Register for CIS immediately — HMRC online, takes 10 minutes. The 30% rate applies to unregistered subs; registration drops you to 20%. Backdated refund claims for the overpaid 10% can be made against your next tax return. Accountants in our network handle the registration and the reclaim.

Can I get gross payment status to avoid CIS deductions altogether?

Yes if you meet the criteria: turnover threshold (£30k for sole traders), compliant recent tax history (no late filings or unpaid tax), and UK business. Gross payment status means contractors pay you the full invoice without deducting 20% — huge cashflow improvement. Accountants in our network handle the application. Worth it once turnover is stable above £40-50k.

I've been working for years without declaring properly. Can I sort it now?

Yes, and better now than later. We use HMRC's Let Property Campaign (for rental income) or the general disclosure facility (for trading income) to bring you current with reduced penalties. Multiple years of back-filing is routine. Coming forward voluntarily cuts penalties substantially vs HMRC finding you first.

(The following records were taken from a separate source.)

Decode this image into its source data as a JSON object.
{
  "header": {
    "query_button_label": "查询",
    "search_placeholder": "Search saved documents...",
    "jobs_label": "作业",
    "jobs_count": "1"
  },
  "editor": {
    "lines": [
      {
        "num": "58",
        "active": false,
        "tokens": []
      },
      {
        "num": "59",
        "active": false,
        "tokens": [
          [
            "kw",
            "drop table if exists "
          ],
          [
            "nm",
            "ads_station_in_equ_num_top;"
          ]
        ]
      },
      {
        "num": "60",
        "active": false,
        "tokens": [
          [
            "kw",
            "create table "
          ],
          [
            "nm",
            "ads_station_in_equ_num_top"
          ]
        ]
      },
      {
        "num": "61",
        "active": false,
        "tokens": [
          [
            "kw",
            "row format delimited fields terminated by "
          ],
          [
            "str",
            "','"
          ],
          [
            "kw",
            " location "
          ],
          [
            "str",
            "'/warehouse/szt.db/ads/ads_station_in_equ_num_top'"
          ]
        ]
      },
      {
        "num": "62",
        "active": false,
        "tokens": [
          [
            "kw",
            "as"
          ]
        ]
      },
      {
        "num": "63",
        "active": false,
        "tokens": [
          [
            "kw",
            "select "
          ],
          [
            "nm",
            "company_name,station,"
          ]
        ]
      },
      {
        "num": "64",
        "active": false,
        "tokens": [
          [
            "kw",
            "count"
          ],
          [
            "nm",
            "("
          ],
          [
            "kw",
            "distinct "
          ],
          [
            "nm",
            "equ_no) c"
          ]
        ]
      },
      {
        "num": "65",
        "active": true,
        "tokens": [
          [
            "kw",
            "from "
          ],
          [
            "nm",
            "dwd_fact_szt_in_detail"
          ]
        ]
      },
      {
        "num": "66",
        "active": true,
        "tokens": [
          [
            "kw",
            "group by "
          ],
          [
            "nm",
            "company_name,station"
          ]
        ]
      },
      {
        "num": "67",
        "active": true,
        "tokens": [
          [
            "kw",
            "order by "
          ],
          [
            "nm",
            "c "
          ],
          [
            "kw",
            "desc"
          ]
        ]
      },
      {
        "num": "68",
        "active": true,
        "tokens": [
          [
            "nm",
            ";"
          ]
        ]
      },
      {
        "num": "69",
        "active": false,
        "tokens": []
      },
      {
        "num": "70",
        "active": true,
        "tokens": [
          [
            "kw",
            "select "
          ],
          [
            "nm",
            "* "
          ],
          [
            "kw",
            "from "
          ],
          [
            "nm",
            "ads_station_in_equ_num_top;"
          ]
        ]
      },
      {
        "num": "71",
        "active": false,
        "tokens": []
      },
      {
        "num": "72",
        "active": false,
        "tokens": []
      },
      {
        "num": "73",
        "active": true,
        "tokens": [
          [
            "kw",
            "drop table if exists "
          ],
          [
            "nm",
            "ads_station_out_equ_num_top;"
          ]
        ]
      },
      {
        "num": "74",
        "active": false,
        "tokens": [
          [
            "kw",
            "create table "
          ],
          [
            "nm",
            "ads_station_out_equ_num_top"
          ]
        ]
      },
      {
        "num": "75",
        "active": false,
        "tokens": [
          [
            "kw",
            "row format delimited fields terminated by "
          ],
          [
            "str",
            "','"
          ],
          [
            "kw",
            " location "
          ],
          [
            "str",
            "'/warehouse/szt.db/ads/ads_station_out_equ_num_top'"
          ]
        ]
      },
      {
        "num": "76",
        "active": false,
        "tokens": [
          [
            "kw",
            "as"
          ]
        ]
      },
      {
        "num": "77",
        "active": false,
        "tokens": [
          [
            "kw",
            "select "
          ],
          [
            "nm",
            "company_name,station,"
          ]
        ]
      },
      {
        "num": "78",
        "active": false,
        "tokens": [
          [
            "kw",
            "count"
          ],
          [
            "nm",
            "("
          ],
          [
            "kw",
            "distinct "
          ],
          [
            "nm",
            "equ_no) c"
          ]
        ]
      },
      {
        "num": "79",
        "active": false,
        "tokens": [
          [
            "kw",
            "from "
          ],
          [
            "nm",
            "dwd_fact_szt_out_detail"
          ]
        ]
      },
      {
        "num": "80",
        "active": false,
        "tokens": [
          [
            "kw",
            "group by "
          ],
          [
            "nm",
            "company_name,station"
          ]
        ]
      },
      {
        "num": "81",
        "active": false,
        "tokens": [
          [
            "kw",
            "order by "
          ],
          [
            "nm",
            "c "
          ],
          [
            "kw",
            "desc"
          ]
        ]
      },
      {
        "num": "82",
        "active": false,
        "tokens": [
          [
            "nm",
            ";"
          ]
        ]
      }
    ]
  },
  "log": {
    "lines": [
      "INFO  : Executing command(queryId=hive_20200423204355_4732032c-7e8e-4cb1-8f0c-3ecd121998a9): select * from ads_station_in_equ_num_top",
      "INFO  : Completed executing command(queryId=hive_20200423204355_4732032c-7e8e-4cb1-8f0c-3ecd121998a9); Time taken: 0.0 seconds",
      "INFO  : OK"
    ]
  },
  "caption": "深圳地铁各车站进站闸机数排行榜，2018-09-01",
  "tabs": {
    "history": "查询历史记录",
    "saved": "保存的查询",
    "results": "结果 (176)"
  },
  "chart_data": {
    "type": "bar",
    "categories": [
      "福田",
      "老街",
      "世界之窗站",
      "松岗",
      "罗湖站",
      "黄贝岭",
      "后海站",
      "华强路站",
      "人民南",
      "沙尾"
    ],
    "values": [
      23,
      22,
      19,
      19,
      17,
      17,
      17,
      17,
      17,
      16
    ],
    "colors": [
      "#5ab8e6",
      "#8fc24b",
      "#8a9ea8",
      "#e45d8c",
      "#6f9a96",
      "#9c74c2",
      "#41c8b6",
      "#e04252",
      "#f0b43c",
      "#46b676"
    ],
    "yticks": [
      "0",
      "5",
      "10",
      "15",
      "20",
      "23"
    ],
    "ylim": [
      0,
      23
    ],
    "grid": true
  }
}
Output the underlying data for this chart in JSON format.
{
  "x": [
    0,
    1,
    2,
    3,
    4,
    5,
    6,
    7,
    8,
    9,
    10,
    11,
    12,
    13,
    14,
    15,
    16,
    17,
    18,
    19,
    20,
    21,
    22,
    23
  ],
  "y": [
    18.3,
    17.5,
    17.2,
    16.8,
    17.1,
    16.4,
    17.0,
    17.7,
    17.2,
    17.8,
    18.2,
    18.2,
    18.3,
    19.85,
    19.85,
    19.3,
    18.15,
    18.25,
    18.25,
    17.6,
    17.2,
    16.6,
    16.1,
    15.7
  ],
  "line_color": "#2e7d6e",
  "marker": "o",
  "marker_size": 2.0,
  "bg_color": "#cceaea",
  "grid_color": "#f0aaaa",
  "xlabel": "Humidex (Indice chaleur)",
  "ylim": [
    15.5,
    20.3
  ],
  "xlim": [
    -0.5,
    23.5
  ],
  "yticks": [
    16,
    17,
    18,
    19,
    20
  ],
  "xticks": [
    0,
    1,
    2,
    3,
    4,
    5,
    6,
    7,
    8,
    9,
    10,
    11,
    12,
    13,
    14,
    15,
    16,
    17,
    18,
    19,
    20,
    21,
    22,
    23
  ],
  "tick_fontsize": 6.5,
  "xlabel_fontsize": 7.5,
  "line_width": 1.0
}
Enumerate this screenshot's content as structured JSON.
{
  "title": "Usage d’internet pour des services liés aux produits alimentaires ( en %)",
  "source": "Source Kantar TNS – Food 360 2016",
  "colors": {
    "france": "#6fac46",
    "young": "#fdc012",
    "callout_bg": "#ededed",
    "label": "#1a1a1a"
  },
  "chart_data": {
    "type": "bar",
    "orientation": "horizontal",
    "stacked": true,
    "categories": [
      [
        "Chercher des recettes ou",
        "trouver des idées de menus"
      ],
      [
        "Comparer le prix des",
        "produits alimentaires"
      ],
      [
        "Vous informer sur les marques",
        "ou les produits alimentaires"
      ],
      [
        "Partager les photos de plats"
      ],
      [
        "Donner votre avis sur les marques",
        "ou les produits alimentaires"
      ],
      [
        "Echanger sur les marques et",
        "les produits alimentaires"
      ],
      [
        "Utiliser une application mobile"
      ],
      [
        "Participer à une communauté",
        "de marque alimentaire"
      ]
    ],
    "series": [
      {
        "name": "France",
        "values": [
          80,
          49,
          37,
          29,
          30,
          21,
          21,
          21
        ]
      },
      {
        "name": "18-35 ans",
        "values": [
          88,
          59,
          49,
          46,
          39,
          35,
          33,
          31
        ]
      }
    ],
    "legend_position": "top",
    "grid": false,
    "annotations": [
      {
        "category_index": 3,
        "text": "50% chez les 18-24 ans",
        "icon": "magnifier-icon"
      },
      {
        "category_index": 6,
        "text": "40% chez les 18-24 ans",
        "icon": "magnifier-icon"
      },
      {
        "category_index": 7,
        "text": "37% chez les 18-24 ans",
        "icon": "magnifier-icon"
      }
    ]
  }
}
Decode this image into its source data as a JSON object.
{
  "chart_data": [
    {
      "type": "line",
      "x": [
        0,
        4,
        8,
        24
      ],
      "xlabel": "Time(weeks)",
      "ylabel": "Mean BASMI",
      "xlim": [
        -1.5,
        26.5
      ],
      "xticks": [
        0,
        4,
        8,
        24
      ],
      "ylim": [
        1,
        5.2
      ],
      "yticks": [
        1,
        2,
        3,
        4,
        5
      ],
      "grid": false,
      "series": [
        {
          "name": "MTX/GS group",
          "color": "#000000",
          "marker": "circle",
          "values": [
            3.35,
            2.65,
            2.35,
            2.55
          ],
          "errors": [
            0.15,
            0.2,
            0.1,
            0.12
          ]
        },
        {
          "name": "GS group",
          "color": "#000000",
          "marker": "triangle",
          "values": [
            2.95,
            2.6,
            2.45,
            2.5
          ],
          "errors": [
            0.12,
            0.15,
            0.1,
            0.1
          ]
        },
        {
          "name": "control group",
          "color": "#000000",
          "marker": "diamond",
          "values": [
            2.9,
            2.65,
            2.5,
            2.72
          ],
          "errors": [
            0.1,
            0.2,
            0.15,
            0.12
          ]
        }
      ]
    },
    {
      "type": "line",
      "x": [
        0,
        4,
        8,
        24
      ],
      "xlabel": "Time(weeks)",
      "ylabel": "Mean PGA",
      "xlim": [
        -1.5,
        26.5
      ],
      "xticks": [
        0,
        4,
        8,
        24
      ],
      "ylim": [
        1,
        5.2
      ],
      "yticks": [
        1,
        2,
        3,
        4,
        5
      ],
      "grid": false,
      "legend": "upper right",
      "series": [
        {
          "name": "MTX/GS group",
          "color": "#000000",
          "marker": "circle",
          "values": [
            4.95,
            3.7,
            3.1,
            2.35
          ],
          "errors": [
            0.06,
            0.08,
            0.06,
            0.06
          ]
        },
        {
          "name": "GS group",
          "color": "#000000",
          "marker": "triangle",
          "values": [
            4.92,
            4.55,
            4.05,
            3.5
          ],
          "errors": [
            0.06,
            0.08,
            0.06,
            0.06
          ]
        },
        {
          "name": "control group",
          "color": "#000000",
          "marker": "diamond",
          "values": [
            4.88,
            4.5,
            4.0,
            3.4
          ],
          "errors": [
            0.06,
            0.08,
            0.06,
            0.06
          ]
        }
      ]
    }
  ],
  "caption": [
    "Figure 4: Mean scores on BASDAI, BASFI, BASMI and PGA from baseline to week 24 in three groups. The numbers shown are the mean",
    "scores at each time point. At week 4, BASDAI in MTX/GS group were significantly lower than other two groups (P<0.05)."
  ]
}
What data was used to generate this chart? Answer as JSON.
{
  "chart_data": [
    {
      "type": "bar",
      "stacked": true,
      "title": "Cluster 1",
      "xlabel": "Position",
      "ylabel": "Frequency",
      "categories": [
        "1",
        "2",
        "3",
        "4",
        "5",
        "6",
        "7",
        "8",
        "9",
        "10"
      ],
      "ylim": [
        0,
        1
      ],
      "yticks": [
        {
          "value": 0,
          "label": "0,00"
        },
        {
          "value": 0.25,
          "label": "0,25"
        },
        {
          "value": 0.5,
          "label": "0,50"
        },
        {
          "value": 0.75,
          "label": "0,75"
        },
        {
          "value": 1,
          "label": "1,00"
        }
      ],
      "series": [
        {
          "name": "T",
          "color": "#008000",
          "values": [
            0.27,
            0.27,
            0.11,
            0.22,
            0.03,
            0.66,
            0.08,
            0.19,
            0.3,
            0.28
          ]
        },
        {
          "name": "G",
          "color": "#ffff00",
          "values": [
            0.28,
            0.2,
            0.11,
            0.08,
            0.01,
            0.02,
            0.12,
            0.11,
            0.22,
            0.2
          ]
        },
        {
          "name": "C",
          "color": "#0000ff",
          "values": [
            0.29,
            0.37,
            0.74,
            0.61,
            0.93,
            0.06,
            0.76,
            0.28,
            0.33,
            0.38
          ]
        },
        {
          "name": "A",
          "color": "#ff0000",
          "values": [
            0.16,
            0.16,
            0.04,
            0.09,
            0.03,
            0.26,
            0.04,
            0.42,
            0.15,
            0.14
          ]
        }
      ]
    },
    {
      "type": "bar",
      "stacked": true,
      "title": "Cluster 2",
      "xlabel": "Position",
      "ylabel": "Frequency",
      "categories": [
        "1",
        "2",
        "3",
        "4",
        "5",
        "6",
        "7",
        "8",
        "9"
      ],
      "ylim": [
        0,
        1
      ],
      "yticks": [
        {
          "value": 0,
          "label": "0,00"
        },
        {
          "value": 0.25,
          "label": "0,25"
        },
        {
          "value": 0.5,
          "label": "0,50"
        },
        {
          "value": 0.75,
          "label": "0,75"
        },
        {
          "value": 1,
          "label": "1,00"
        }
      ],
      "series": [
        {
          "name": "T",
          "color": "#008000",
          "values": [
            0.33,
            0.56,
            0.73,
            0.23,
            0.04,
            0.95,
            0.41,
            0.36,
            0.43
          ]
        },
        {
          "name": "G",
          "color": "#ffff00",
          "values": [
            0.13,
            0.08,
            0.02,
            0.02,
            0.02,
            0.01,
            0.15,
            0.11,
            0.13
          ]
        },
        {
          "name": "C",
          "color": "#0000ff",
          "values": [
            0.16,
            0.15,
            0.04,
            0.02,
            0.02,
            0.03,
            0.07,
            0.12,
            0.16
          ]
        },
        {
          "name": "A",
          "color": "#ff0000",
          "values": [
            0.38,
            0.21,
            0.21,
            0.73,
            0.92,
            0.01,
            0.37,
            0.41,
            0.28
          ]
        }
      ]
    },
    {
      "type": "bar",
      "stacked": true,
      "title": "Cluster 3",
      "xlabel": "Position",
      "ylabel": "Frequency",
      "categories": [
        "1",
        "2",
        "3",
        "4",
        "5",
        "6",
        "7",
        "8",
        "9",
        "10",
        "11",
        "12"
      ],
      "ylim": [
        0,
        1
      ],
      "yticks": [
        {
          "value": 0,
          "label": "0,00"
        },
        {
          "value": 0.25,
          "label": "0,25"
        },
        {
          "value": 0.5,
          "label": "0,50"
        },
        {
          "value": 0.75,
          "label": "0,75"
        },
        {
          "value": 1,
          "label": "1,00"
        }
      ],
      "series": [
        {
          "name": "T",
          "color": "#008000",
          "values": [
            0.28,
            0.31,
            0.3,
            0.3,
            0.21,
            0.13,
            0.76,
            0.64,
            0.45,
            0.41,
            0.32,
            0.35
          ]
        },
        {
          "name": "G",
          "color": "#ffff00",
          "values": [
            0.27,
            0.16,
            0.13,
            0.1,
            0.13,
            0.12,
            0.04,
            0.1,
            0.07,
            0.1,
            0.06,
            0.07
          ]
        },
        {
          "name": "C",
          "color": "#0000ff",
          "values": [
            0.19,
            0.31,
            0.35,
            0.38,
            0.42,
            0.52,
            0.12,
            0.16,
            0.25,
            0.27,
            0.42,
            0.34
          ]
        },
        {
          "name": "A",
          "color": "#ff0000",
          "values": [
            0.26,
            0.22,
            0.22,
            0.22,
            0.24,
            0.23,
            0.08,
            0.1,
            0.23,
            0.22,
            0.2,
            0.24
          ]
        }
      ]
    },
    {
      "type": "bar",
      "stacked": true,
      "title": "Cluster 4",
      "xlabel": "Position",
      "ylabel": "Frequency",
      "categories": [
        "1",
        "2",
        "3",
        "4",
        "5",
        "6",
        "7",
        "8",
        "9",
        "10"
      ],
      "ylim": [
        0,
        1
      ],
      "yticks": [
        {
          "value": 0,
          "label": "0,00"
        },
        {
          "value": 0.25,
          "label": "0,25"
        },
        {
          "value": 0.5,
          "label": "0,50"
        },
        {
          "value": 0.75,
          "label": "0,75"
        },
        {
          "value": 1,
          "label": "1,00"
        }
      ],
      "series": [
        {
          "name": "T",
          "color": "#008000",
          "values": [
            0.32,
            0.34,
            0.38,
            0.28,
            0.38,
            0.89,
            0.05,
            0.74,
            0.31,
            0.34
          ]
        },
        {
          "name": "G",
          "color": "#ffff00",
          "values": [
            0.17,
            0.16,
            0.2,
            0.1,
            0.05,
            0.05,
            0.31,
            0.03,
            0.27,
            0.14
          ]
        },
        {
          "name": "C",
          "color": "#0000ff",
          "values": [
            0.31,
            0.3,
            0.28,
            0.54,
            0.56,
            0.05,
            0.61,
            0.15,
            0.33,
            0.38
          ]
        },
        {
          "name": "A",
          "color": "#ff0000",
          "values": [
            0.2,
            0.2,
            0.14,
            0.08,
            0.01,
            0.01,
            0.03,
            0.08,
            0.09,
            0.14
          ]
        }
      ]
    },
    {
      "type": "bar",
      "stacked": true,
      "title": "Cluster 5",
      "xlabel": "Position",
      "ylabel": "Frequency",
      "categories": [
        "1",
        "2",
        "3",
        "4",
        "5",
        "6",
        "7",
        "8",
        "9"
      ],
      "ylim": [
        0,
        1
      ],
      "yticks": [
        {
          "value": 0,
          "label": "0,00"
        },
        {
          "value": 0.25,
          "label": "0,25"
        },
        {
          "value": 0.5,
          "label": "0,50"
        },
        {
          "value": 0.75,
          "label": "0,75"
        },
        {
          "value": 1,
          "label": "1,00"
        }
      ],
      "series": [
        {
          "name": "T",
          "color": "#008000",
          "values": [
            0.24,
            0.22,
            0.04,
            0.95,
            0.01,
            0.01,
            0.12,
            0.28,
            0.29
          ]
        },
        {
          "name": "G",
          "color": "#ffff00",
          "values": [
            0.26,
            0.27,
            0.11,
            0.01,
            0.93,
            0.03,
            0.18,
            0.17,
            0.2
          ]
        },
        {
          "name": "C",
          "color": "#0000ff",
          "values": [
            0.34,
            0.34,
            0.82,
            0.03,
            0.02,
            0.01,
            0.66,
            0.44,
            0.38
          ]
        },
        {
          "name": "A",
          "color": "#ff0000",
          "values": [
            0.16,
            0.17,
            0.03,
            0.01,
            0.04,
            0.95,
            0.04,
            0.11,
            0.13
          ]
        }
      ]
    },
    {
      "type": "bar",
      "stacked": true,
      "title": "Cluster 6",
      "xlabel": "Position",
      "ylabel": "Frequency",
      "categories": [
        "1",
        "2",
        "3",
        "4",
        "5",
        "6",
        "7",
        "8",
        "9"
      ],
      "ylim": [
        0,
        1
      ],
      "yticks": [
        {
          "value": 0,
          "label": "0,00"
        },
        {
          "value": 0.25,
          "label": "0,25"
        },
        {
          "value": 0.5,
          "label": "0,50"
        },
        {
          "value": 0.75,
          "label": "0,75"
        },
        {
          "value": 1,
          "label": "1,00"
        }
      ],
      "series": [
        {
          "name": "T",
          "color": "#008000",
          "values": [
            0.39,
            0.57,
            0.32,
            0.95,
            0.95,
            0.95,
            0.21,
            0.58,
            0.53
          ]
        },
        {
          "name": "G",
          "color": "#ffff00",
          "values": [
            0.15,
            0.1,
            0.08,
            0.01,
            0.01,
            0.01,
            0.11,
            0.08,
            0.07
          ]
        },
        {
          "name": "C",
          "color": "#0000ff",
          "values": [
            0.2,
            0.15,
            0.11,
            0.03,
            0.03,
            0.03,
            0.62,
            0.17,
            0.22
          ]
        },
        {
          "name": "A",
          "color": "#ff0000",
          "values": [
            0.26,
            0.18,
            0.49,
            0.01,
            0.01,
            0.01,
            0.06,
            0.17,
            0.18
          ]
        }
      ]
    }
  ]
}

I bought a £25k van this year. How much can I claim?

The full £25k in year one, under Annual Investment Allowance, if the van is used wholly for business. Commercial vans (not cars) qualify for 100% first-year relief under AIA up to £1m/year. That £25k directly reduces your taxable profit — at a 20% marginal rate that's £5k of tax saved in year one. For CIS subs, this typically takes your first-year profit well below your CIS withholding, producing a larger-than-usual refund.

Do I need to register for VAT?

Only if your rolling 12-month turnover exceeds £90k. Most sole-trader CIS subs stay below that deliberately. Once above, the decision between Standard VAT and Flat Rate needs modelling — for construction trades with substantial material costs, Standard VAT usually wins because input VAT on materials is reclaimable. Accountants in our network run the numbers when you approach the threshold.